Я говорю о заточении, и теперь не скрывая улыбки. Все произошедшее в тот день с нами казалось нам игрой, очередным развлечением. Сидя в караульном помещении, мы смеялись, шутили, весело обсуждали ночное происшествие, прелести женщины, которые успели рассмотреть и потрогать. Единственное обстоятельство, огорчавшее нас, было то, что мы так и не смогли увидеть ее лица.
Гроза разразилась уже вечером следующего дня. Я сидел у приятеля, когда прибежал запыхавшийся и испуганный слуга и сообщил мне, что отец срочно требует меня к себе. В первую минуту я решил, что произошло несчастье с кем-то из близких, но слуга заверил меня, что все живы и здоровы, но отец очень сердит. Настолько, что велел за какую-то незначительную провинность наказать раба-управляющего розгами. Это последнее известие было очевидным доказательством, что гнев отца перешел все мыслимые пределы. Отец и вообще не отличался жестокостью характера, а наш управляющий Диоклит был его любимцем, он жил в нашем доме еще задолго до моего рождения.
В тревоге я поспешил домой. У порога меня встретила мать, она была очень встревожена и просила вести себя с отцом как можно мягче. Но когда я спросил, что же все-таки произошло, она не ответила, в глазах ее блеснули слезы, и дрожащей рукой она указала на лестницу, сказав только:
– Иди же, он ждет тебя.
Войдя в кабинет, я увидел, как отец в волнении, которое мгновенно бросилось мне в глаза, ходит по комнате из угла в угол.
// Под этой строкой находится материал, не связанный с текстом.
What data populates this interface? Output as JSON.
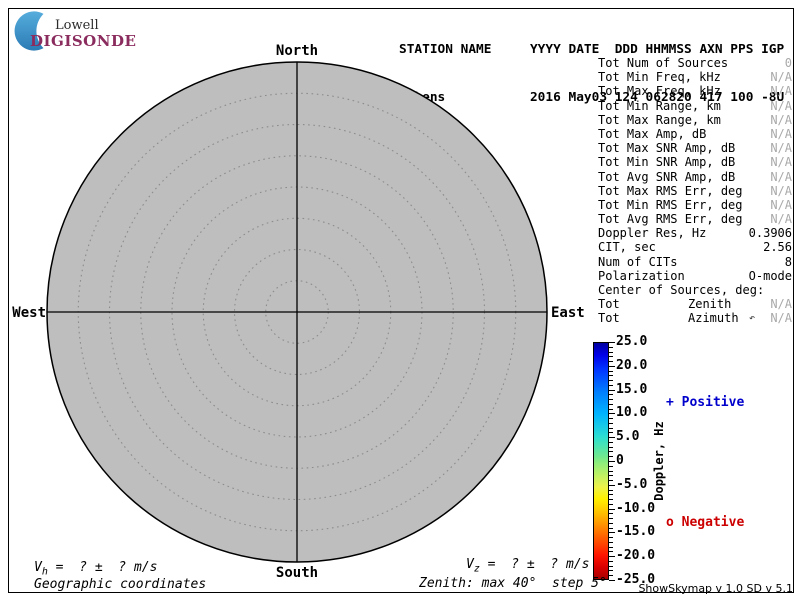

Он был столь сосредоточен на чем-то своем, что не сразу заметил меня, а заметив, остановился и бросил на меня такой взгляд – гневно-недоуменный, – как если бы в его кабинет ввели корову или лошадь. Указав на меня пальцем, он произнес:
– Ты! – А я не нашел ничего лучшего, как ответить с напускным равнодушием:
– Да, это я, отец, разве ты не видишь.
Не буду описывать сцену, которая произошла сразу же после моих опрометчивых слов. Она безобразна – отец повел себя самым возмутительным образом: кричал, брызгая слюной, призывая богов покарать меня самым жестоким образом, и даже ударил, чего не делал никогда прежде. Я был больше напуган, чем возмущен, стоял, втянув голову в плечи, не понимая причин, побудивших отца на такое поведение.
Наконец, он обессилел, с красным лицом и трясущимися руками упал в кресло и вдруг слабым голосом почти что жалобно проговорил, указав глазами на сосуд с водой, стоявший на краю стола:
– Воды… дай мне воды.
Он пил жадно, встряхивая головой при каждом глотке и проливая воду на одежду. Потом сидел, тяжело дыша, прислушиваясь к чему-то внутри себя и, кажется, позабыв о моем присутствии. Дверь приоткрылась, в комнату заглянула мать. Она с тревогой посмотрела на меня и на отца, но не решилась войти и тихо прикрыла дверь. Отец ничего этого не заметил, а некоторое время спустя, подняв голову и поискав меня взглядом, с горечью выговорил:
– Если бы ты убил меня, то не принес бы нашей семье того несчастья, что принес теперь.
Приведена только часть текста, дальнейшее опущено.